Optimal Monetary Policy with Heterogeneous Agents: A Model Based on Time Consistency Problem

Authors

1 Department of Economics, Qazvin Branch, Islamic Azad University, Qazvin,Iran.

2 Department of Economics, Abarkouh Branch, Islamic Azad University, AbarKouh , Iran.

3 Department of Economics, Qazvin Branch, Islamic Azad University, Qazvin, Iran.

Abstract

Policy rules as one of the most acceptable methods in monetary policies is among the significant characteristics of researches about policy making. A policy rule states how the policy tools should react to changes in the economic situations.
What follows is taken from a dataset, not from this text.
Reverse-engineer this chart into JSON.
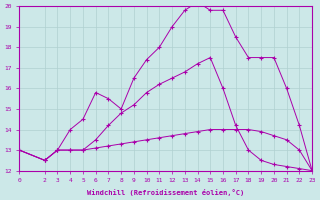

Understanding the tools and criteria of monetary policies such as changes in target inflation, changes in relative weights of prices stability and employment, and its effect on different sections of society including households and economic firms can help economic policy makers to increase the effectiveness of monetary policies. This paper studies the time consistency and structure of optimal monetary policy from the viewpoint of public sector finance with respect to heterogeneous behavior of economic agents in form of keeping liquidity and nominal assets in Iran. The study utilizes time series data on a quarterly basis from Q1 1989 to Q4 2017. A new Keynesian dynamic stochastic general equilibrium (DSGE) models have been developed for monetary policy analysis in open economies. Results shows that the redistribution effect of monetary policy leads to breakage of the link between time consistency and high inflation; a characteristic that belongs to optimal monetary and fiscal policies.